Akhir-akhir ini gue terlalu nyaman bangun kesiangan. (Bukan berarti selama ini bangun pagi jugaaa..)
Ya gimana dong. Harusnya kan perusahaan me-workfromhome-kan gue, secara kerjaan bisa juga gue kerjain sambil rebahan (mencari pembenaran). Tapi ya gitu, harus ngantor. But anyway, the new normal di kantor gue selama pandemi adalah masuk jam 9 DAN BOLEH TELAT!!
And if you dont know me, gue adalah salah satu jenis manusia yang akan menghalalkan segala macam cara agar bisa bersantai di pagi hari. Kalau bisa telat, kenapa harus on time?
terlalu nyaman bangun siang membuat gue makin hari makin mager, terkadang juga tidak masuk kantor karena ketiduran.
Beberapa hari lalu seorang teman pernah bilang dia akan merasa jadi orang paling gagal kalau bangun kesiangan, dan gue setuju. Waktu itu kita sedang membahas tentang bad habbit masing-masing selama pandemi. Mulai dari begadang main game sampai merasa useless karena cuma bisa rebahan. Tak lupa juga saling mengingatkan untuk mengubah kebiasaan buruk sedikit demi sedikit, yang sejauh ini tampaknya hanya wacana!

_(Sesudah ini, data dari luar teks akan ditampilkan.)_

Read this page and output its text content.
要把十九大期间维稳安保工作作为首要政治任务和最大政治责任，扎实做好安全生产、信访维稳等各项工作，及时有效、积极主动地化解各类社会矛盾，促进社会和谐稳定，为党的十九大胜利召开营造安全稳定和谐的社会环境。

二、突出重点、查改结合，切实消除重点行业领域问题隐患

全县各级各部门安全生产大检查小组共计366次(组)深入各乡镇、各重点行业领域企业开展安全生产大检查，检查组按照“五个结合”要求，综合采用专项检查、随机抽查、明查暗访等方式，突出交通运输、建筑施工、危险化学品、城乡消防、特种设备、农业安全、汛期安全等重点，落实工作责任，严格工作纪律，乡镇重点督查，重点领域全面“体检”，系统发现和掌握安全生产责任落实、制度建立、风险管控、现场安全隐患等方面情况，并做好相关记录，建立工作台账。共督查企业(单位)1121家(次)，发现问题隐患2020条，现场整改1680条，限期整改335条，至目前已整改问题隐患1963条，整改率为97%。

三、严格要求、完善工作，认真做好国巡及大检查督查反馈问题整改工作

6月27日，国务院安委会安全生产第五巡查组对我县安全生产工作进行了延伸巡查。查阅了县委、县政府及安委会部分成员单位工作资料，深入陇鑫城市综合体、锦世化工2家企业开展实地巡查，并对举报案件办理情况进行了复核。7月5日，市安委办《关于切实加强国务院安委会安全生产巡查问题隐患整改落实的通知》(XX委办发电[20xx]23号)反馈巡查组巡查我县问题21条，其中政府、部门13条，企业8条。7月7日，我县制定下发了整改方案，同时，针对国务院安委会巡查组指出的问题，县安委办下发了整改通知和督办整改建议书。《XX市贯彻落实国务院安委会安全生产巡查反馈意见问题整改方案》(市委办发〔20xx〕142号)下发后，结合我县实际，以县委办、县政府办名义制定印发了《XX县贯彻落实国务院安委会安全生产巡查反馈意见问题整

Sejak adanya pandemi, gue merasa keseharian gue hanya diisi dengan rebahan, nonton, stalkingin orang buat digibahin di grup whatsapp, begadang nggak jelas lalu mental breakdown. Tidak adanya deadline memberikan alasan buat gue menunda pekerjaan. Semakin gue menunda, semakin gue merasa tidak produktif, merasa gagal, merasa tidak ada tujuan dan masa depan.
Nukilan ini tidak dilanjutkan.